News Release

More gold -- and other minerals -- in them thar hills?

Tel Aviv University researcher's new method uncovers half-million ton mineral deposit in rough mountain terrain

Peer-Reviewed Publication

American Friends of Tel Aviv University

Though technology has taken much of the guesswork out of mining, mountain ranges are still notoriously difficult environments in which to hunt for valuable minerals. Various methods used to draw a picture of the underground environment, including the measurement of gravitational and magnetic fields, are easily thrown off by factors such as changes in topography height, surrounding temperature, and barometric pressure.

Now Prof. Lev Eppelbaum of Tel Aviv University's Department of Geophysics and Planetary Sciences has developed a new method for processing and analysing complex environments in the face of these challenges. Combining new physical-mathematical approaches with their own advanced software — which brings together all available analysis in the same three-dimensional image — the researchers were able to overcome the difficulties posed by mountainous regions, successfully uncovering new mineral reserves.

Prof. Eppelbaum began working on his methodology with the late Prof. Boris Khesin of Ben Gurion University. Presented at the European Geosciences Conference in Vienna in April 2012 and in their book Geophysical Studies in the Caucasus, the method has already uncovered a previously unknown polymetallic reserve on the southern slope of the Caucasus, part of a vast mountain range between Europe and Asia that stretches from the Black to the Caspian Seas. The reserves include copper, zinc, lead, aluminium, and a mixture of gold and silver, Prof. Eppelbaum says.
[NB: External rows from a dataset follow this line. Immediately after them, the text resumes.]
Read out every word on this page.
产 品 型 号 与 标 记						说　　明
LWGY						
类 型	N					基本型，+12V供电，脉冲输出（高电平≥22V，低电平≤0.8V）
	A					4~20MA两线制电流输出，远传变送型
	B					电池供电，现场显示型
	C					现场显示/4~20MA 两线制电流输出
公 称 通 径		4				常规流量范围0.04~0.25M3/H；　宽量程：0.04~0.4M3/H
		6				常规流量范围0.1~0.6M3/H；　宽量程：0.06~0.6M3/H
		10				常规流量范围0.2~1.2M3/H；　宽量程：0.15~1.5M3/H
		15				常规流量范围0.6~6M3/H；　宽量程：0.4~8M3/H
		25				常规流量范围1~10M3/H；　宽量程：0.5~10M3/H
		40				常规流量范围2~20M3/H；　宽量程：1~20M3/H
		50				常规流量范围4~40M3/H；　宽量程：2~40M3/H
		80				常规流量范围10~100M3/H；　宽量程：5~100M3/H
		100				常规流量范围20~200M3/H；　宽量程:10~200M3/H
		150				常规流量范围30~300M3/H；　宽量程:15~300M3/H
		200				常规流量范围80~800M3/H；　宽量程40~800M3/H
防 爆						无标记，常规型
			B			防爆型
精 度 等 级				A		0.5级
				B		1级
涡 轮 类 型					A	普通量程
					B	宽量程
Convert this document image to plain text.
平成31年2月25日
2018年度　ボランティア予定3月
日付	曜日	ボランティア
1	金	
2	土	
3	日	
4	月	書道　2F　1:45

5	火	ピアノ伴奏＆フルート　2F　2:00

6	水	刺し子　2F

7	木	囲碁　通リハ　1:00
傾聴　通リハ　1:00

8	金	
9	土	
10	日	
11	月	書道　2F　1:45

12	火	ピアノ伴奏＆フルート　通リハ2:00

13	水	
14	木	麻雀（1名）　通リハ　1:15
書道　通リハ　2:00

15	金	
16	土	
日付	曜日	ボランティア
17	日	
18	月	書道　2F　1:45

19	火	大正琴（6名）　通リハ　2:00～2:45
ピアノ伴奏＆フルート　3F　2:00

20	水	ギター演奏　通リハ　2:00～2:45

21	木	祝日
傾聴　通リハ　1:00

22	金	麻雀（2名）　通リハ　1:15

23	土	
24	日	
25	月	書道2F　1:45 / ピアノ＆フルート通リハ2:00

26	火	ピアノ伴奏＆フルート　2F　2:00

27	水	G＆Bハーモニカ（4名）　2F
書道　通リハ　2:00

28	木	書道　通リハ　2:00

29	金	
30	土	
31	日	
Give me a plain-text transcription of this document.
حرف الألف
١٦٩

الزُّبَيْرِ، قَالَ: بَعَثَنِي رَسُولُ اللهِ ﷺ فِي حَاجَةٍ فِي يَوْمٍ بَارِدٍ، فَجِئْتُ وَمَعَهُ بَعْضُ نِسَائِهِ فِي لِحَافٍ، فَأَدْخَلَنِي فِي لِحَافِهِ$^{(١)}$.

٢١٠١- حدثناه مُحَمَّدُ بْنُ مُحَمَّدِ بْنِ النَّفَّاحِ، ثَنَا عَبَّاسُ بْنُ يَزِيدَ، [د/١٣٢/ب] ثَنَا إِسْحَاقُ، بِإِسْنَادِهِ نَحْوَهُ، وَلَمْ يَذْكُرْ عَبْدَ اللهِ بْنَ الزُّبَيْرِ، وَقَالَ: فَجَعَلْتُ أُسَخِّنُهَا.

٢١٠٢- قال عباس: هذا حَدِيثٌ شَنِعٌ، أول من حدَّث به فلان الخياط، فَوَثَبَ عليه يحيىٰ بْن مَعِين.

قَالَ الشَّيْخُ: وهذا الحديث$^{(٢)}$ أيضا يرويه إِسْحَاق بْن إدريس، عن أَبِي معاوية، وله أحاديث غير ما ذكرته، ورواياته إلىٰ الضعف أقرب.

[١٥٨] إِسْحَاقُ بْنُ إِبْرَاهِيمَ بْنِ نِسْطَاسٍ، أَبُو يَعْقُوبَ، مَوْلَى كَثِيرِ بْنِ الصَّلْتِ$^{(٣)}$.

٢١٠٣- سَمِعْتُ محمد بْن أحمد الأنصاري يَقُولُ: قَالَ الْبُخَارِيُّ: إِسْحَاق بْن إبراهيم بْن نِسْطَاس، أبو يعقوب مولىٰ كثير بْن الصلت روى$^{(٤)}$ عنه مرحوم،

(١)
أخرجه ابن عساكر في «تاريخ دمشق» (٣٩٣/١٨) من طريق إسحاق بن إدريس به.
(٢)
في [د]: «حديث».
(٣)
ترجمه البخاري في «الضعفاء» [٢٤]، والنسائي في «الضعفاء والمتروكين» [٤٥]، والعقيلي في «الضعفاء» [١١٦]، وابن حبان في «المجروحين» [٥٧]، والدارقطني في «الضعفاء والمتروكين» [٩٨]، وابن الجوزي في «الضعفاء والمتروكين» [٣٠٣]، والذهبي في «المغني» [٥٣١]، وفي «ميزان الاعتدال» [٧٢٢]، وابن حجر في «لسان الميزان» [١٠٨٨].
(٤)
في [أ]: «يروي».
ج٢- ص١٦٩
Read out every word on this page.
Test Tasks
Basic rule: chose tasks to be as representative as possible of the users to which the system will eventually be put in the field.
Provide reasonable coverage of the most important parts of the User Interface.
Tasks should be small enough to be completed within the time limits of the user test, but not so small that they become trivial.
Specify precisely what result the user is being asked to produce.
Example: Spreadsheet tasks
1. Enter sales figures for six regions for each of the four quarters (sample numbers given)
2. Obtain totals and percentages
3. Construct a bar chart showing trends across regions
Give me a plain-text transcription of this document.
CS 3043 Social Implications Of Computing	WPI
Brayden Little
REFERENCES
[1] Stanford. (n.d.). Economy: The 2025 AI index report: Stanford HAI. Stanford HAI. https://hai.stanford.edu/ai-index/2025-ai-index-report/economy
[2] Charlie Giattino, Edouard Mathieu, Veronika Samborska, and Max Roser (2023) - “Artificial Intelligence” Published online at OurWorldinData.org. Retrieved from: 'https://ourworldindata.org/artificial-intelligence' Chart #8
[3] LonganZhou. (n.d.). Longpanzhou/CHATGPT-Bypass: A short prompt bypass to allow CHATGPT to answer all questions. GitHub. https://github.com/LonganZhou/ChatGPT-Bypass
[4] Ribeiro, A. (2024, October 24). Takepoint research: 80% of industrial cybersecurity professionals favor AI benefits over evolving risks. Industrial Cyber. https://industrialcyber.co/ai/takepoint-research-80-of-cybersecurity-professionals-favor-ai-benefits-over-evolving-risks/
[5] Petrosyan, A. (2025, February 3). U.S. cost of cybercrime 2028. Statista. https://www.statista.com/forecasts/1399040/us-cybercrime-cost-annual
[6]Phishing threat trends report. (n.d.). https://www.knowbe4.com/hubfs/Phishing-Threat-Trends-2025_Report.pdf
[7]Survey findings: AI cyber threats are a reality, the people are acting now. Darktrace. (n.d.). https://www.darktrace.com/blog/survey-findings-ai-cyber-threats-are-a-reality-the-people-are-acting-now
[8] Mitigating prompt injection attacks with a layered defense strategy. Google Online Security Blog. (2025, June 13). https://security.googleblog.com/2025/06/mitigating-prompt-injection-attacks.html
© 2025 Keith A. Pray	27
A mountain range in three dimensions

In the hunt for underground metals or other resources like oil, gas, or water, geophysical fields such as gravity, magnetics, temperature, polarization, and electromagnetism play crucial roles. For example, the density of polymetallic ore —which consists of more than one metal — exceeds that of the surrounding rocks, creating a gravity anomaly. Although a 3D gravity analysis may then be used to decode these environmental cues, reserves do not reveal themselves that easily.

"After the environmental analysis, you must calculate the different types of background 'noise,' "Prof. Eppelbaum observes, such as the complexity of the topography, environmental characteristics, and more. Mountain ranges present particularly difficult terrain for this kind of calculation.

In order to circumvent these issues, Profs. Eppelbaum and Khesin improved current methods of geophysical analysis. They developed new mathematical approaches to process the information gathered from already-existing technology and from their own specially-designed software which allows the user to interpret all the information in a cohesive 3D image. "This 3D combined modelling software, which we programmed ourselves, enables scientists to see the buried targets more clearly," says Prof. Eppelbaum.

Prof. Eppelbaum believes they have discovered more than 500,000 tons of previously undiscovered polymetallic ore in the Caucasus mountainside in a single ore deposit. Other zones that could contain ore reserves have also been identified by the new methodology.

Caucasus and beyond

An expert in the Caucasus Mountains, Prof. Eppelbaum says that this technique can be applied to any region of the world, but most effectively in mountainous regions such as the Appalachian Mountains in the US and Canada or the Alps in Europe. Dr. Eppelbaum plans to develop collaborations with international geophysicists in an effort to discover new reserves around the world. "These reserves are very valuable resources for countries to discover," he says.